On Tuesday morning, 25 men received a call from Hockey Canada. Collaboratively, these men—together with Steve Yzerman, Mike Babcock, and Hockey Canada management—serve to fuel a nation’s dream of reprising a golden performance on hockey’s grandest stage.
Roster members are fixtures in the NHL, displaying their mastery and skill in a grueling 82-game season amidst scrutiny and celebration. Stanley Cup champions, World Junior champions, NHL team captains, and eleven returning players from previous Olympic games form Team Canada’s complexion.
With due diligence, Yzerman and staff selected players that embody specific characteristics—passion, versatility, and strong work ethic. The selections are subject to debate, with many adept players finding themselves on the periphery. Here are a few notable omissions from Team Canada:
Martin St. Louis is at the helm of the Tampa Bay Lightening and has relentlessly led the charge for his club after an injury sidelined Steven Stamkos. The right-winger is a powerful skater that can bust through the neutral zone with authority—especially on the top penalty killing unit. He is a genuine three-zone player and plays a disciplined yet gritty brand of hockey. St. Louis’ strongest suit is his speed, which aids in scoring and back checking. He provides a solid veteran presence in the locker room and can adapt to many situations. St. Louis is a Stanley Cup champion and the NHL’s reigning Art Ross Trophy winner.
James Neal is an offensive maven for the Pittsburgh Penguins, notching 16 goals in 26 games played this season. Neal has impeccable vision and can score from a variety of angles and positions—a valuable weapon to have when traditional scoring lanes are clogged. He clocks considerable minutes on the Penguins’ top power play unit—a decision that continually pays off for coach Dan Bylsma.
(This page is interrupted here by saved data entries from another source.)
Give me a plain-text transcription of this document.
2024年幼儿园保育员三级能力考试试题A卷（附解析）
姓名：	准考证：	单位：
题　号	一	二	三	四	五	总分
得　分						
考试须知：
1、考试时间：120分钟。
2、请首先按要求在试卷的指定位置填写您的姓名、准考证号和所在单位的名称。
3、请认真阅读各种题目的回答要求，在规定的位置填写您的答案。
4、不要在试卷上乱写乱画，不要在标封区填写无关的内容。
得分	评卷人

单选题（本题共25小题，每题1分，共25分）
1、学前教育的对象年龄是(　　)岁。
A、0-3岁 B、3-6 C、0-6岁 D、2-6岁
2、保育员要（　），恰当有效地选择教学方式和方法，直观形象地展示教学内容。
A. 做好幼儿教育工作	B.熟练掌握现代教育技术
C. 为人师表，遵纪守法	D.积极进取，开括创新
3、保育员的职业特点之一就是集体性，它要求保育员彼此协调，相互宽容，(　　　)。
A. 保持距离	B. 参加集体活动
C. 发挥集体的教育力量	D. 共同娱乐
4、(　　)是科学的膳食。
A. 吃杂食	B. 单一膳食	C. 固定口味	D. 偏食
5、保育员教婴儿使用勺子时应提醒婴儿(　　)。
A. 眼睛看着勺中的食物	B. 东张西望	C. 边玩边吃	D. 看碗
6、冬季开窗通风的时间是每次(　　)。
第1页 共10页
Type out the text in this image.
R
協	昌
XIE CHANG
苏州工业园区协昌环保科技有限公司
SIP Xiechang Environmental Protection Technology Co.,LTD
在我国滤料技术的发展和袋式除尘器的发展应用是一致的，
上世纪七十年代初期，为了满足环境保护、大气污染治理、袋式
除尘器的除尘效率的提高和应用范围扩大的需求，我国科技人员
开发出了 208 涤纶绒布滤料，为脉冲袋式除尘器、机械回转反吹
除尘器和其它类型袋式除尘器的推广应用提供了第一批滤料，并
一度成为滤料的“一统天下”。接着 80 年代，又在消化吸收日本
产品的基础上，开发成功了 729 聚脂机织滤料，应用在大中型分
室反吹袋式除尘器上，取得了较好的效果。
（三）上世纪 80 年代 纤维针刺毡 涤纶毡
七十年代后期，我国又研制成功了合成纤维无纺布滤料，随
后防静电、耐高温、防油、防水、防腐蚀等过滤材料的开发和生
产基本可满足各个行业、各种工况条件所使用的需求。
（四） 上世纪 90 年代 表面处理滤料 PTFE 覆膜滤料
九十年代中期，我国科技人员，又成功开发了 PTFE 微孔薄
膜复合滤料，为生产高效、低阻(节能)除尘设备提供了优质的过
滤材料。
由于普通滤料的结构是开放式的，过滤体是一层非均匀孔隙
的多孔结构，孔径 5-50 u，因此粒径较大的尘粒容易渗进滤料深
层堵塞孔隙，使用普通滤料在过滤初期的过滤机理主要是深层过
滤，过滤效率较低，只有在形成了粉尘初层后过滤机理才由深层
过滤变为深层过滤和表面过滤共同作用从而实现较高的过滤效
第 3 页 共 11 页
Mike Richards occupies a distinct role on the Los Angeles Kings roster. Richards has shown considerable growth since lacing up his skates for the 2010 Olympic games. Richards plays with valor and zeal—robbing opponents of the puck in all three zones of the ice, dominating at the face off circle, delivering thunderous checks, and can play on the power play and penalty killing units. His speed and superb puck control makes it difficult for opposing skaters to separate his body from the puck. Further, Richards is a good option for shootouts.
Team Canada’s decision to pass on Flyers’ main man Claude Giroux is logical. Describing Giroux’s start to the 2013-2014 campaign as lack luster is an understatement. The Flyers were unable to score more than 2 goals per game, despite 18 consecutive power play opportunities by mid October. Further, the club experienced its worst start in franchise history. Despite a booting of coach Peter Laviolette, Giroux was unable to spark his team during a time where the Flyers needed their captain to step up. While Giroux has found his scoring touch his then, the forward lacks consistency. For Team Canada, success is necessitated by consistent and effective play. Giroux is simply unreliable and lacks uniqueness.
To those points, I question the decision to include Rick Nash of the New York Rangers. Not unlike Giroux, the Brampton native had trouble scoring goals at the start of the season. In 27 games played this season, Nash has scored only nine goals and is ranked minus-2. Ultimately, I suggest swapping Nash for Eric Staal.
Other players missing from Team Canada’s roster include Jordan Eberble, Tyler Sequin, Kris Letang, Josh Harding, Corey Crawford, Logan Couture, Taylor Hall, Andrew Ladd, Jason Spezza, and Eric Staal.